Sadly, the sense of shock when the ballot papers are tumbled out on the counting table, and it becomes clear that the promised votes were only a myth, is palpable. Novice candidates have been known to be traumatised for weeks when – inexplicably to themselves – all those votes they had marked off as certainties never materialise.
It was such an experience which led to a neighbour, a failed candidate, to ruefully proclaim, when it all was over, that the one thing he had learned was that ‘there are a hundred liars living on the Newport road’.
Failed candidates are often so disbelieving of the reality unfolding before them, so genuinely baffled at the idea that friends and neighbours could have duped them, that reason goes out the window. It is several years since a candidate for the then Castlebar Urban Council went through a similar Gethsemane.
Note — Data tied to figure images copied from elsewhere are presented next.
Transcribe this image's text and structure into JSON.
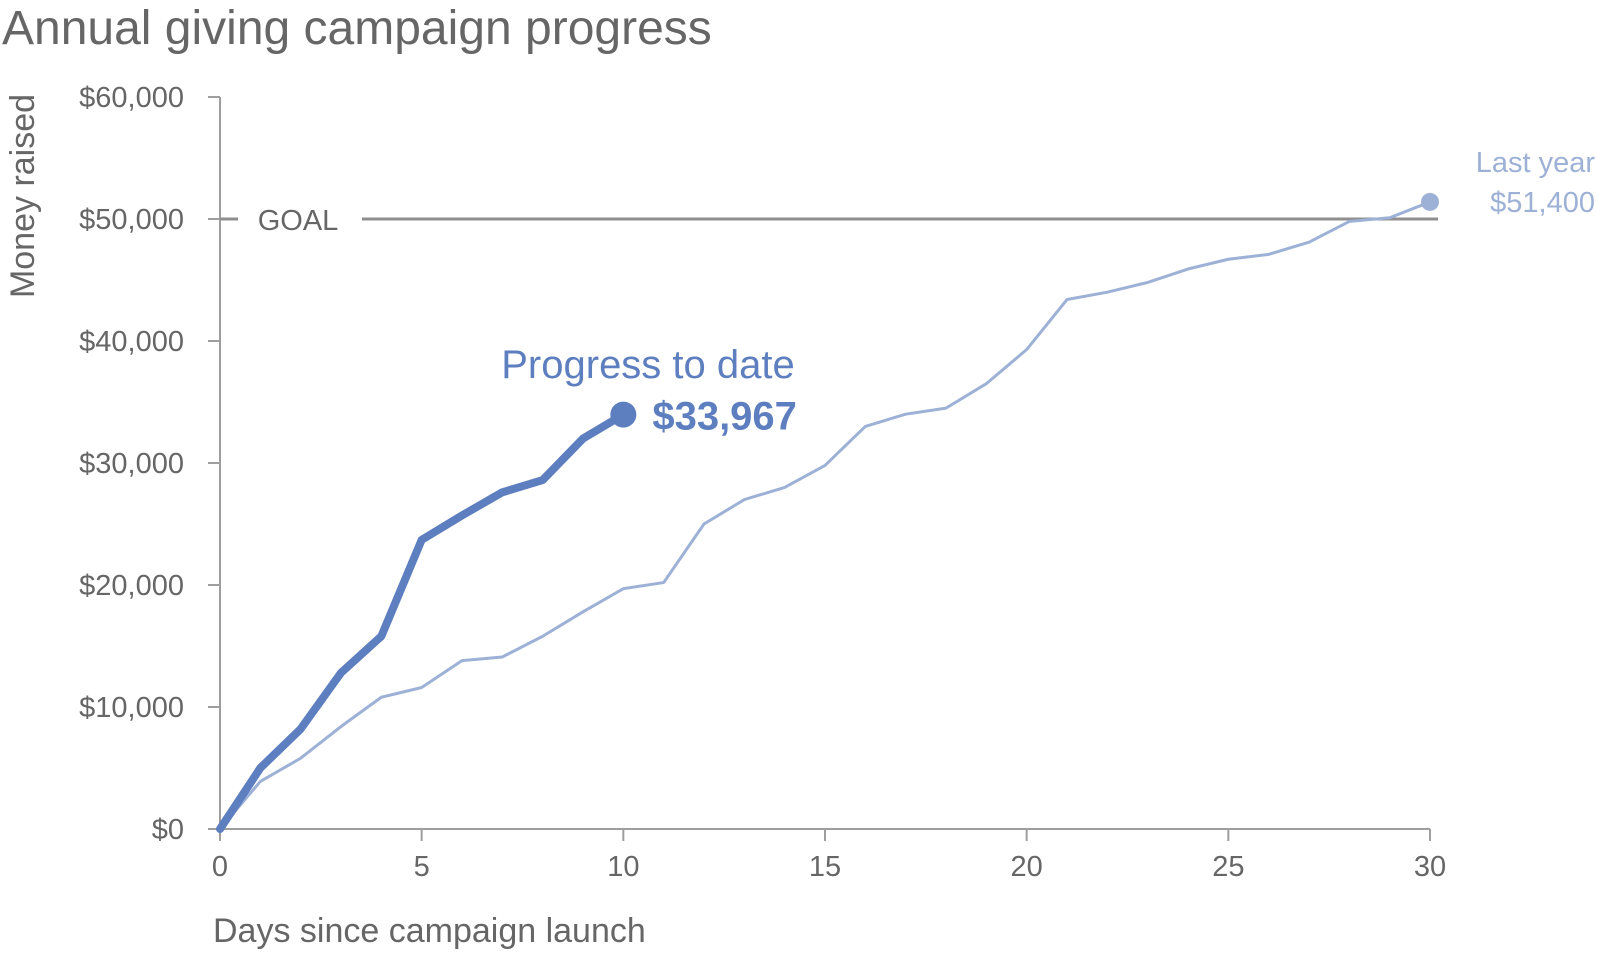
{
  "chart_data": {
    "type": "line",
    "title": "Annual giving campaign progress",
    "xlabel": "Days since campaign launch",
    "ylabel": "Money raised",
    "xlim": [
      0,
      30
    ],
    "ylim": [
      0,
      60000
    ],
    "x_ticks": [
      0,
      5,
      10,
      15,
      20,
      25,
      30
    ],
    "x_tick_labels": [
      "0",
      "5",
      "10",
      "15",
      "20",
      "25",
      "30"
    ],
    "y_ticks": [
      0,
      10000,
      20000,
      30000,
      40000,
      50000,
      60000
    ],
    "y_tick_labels": [
      "$0",
      "$10,000",
      "$20,000",
      "$30,000",
      "$40,000",
      "$50,000",
      "$60,000"
    ],
    "grid": false,
    "goal": {
      "value": 50000,
      "label": "GOAL"
    },
    "series": [
      {
        "key": "last_year",
        "x": [
          0,
          1,
          2,
          3,
          4,
          5,
          6,
          7,
          8,
          9,
          10,
          11,
          12,
          13,
          14,
          15,
          16,
          17,
          18,
          19,
          20,
          21,
          22,
          23,
          24,
          25,
          26,
          27,
          28,
          29,
          30
        ],
        "values": [
          0,
          3900,
          5800,
          8400,
          10800,
          11600,
          13800,
          14100,
          15800,
          17800,
          19700,
          20200,
          25000,
          27000,
          28000,
          29800,
          33000,
          34000,
          34500,
          36500,
          39300,
          43400,
          44000,
          44800,
          45900,
          46700,
          47100,
          48100,
          49800,
          50100,
          51400
        ],
        "color": "#9db1d6",
        "end_label": "Last year",
        "end_value_label": "$51,400"
      },
      {
        "key": "this_year",
        "x": [
          0,
          1,
          2,
          3,
          4,
          5,
          6,
          7,
          8,
          9,
          10
        ],
        "values": [
          0,
          5000,
          8200,
          12800,
          15800,
          23700,
          25700,
          27600,
          28600,
          32000,
          33967
        ],
        "color": "#5d7ebf",
        "end_label": "Progress to date",
        "end_value_label": "$33,967"
      }
    ]
  }
}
This man had first become a member of the council at a time when, bizarrely, only eight candidates went forward for the nine seats on the council, such was the level of public apathy and indifference among the Castlebar public.
Five years on, things had changed; this time, there was an election and, for the first time, Jim was obliged to go canvassing. The reception he got was warm and affable and most encouraging. (“Why wouldn’t we vote for you, Jim. Sure who else would we be supporting?”). And Jim duly ticked off another brace of votes in his favour.
Come the count, the inevitable happened. Far from the 300 first preferences he had been assured of, he got 30 odd. Jim was eliminated early.
Shell shocked, he went home, and thought, and thought, and tried to make sense of his experience. No, there had to have been an error somewhere. A ballot box must have gone missing; someone had credited his votes to some other candidate; something was not right.
And so he went round the streets again, back to the same neighbours and locals who had promised their number one. Again they assured him that they had done so, even signing the sheet of paper he placed before them to reconfirm their sincerity. Armed with his ‘proof’, Jim returned to the Town Clerk’s office where a long conversation ensued. Gently and sympathetically, the Town Clerk explained to him the realities of political life, and that a vote promised on the doorstep is of zero value until it appears in the ballot box.
The experience marked the end of a political career, and a salutary lesson for novice candidates on the perfidious nature of electioneering.